Another noteworthy aspect of this legislation is the extension of a two-year exemption from the gross premiums tax for out-of-state captive insurers that decide to relocate or establish their domicile in North Carolina. Previously, captives had to complete their redomestication by December 31, 2022, to qualify for this exemption. The new law now allows captives redomesticating in 2023 or 2024 to fully benefit from this tax break, making it an even more attractive option for insurers considering a move.

North Carolina is already recognized as one of the leading states for captive insurance companies, boasting a favorable regulatory environment and support from local government. A decade after the state’s Captive Insurance Act was enacted, North Carolina is now home to an impressive 311 captive entities, as reported by the North Carolina Department of Insurance.
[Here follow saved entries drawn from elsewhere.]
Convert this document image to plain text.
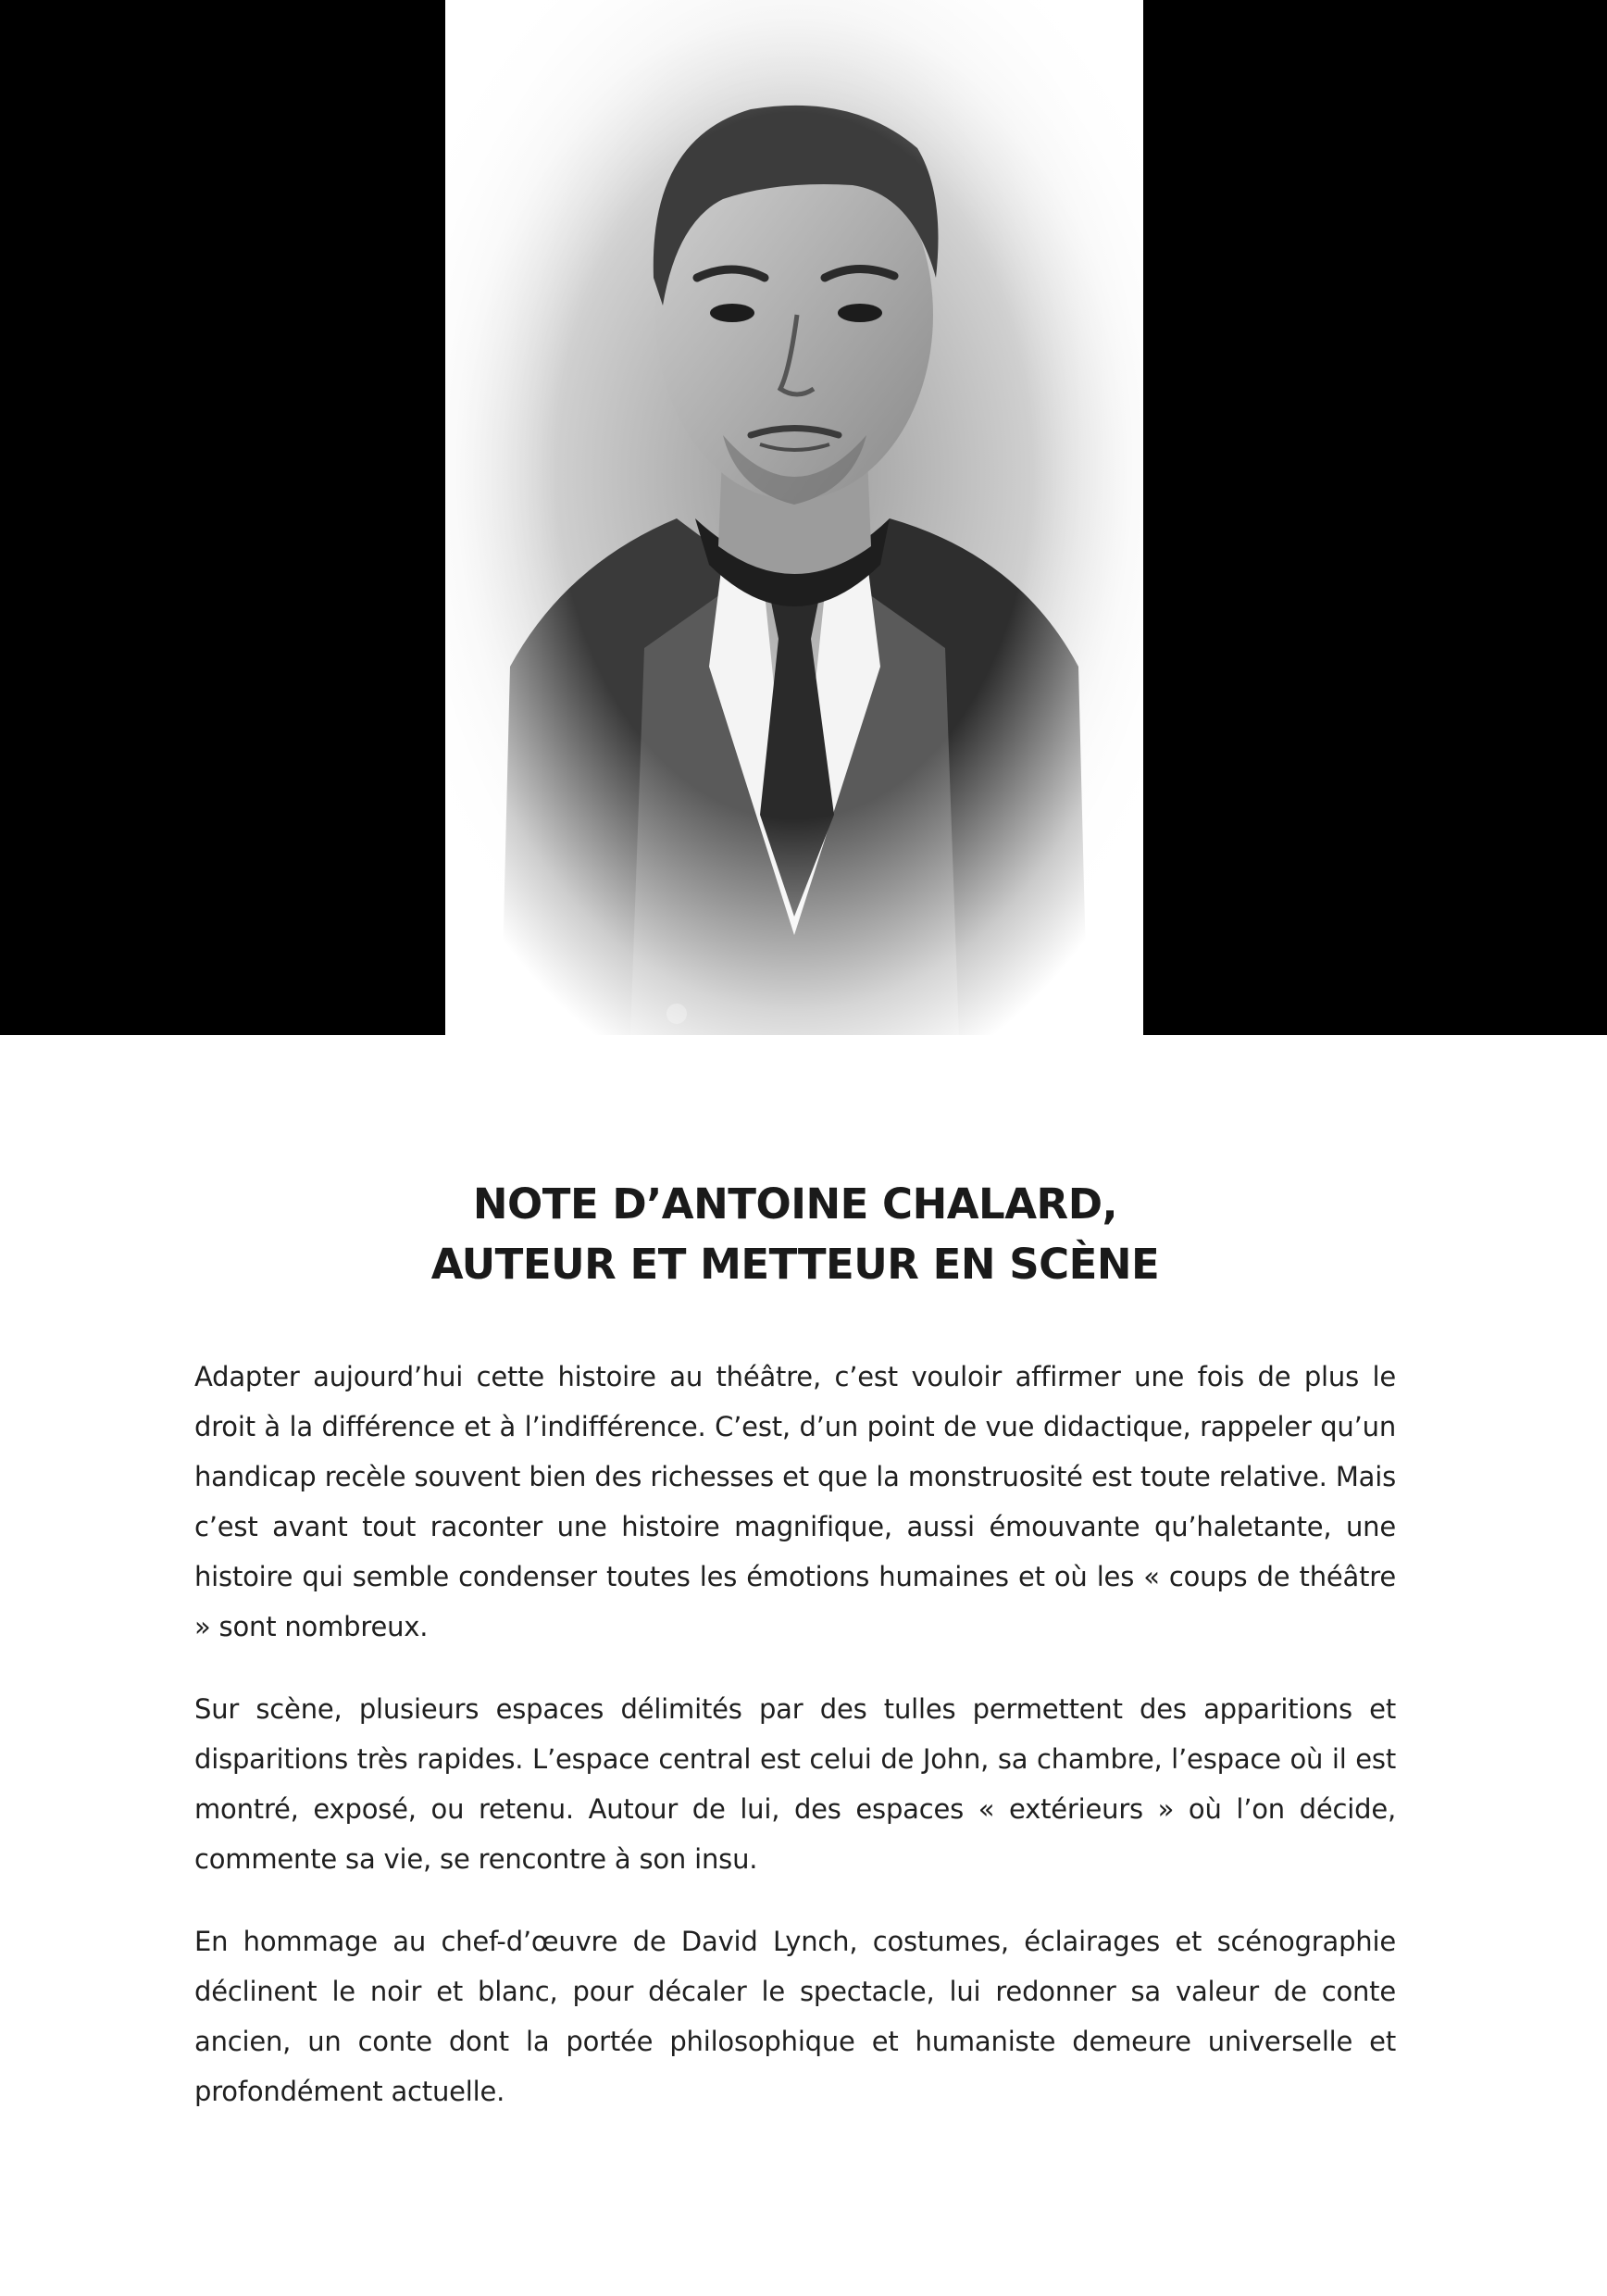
NOTE D’ANTOINE CHALARD,
AUTEUR ET METTEUR EN SCÈNE

Adapter aujourd’hui cette histoire au théâtre, c’est vouloir affirmer une fois de plus le droit à la différence et à l’indifférence. C’est, d’un point de vue didactique, rappeler qu’un handicap recèle souvent bien des richesses et que la monstruosité est toute relative. Mais c’est avant tout raconter une histoire magnifique, aussi émouvante qu’haletante, une histoire qui semble condenser toutes les émotions humaines et où les « coups de théâtre » sont nombreux.

Sur scène, plusieurs espaces délimités par des tulles permettent des apparitions et disparitions très rapides. L’espace central est celui de John, sa chambre, l’espace où il est montré, exposé, ou retenu. Autour de lui, des espaces « extérieurs » où l’on décide, commente sa vie, se rencontre à son insu.

En hommage au chef-d’œuvre de David Lynch, costumes, éclairages et scénographie déclinent le noir et blanc, pour décaler le spectacle, lui redonner sa valeur de conte ancien, un conte dont la portée philosophique et humaniste demeure universelle et profondément actuelle.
This number places the state just behind Vermont and Utah in terms of domestic domiciles, showcasing its growing prominence in the captive insurance landscape.

Overall, these legislative changes are highly beneficial for captives and risk-retention groups, offering captive owners compelling reasons to consider North Carolina as their preferred domicile. The combination of reduced tax rates, enhanced regulatory framework, and the extension of tax exemptions positions North Carolina as an increasingly attractive destination for captive insurance, ensuring its continued growth and success in the industry.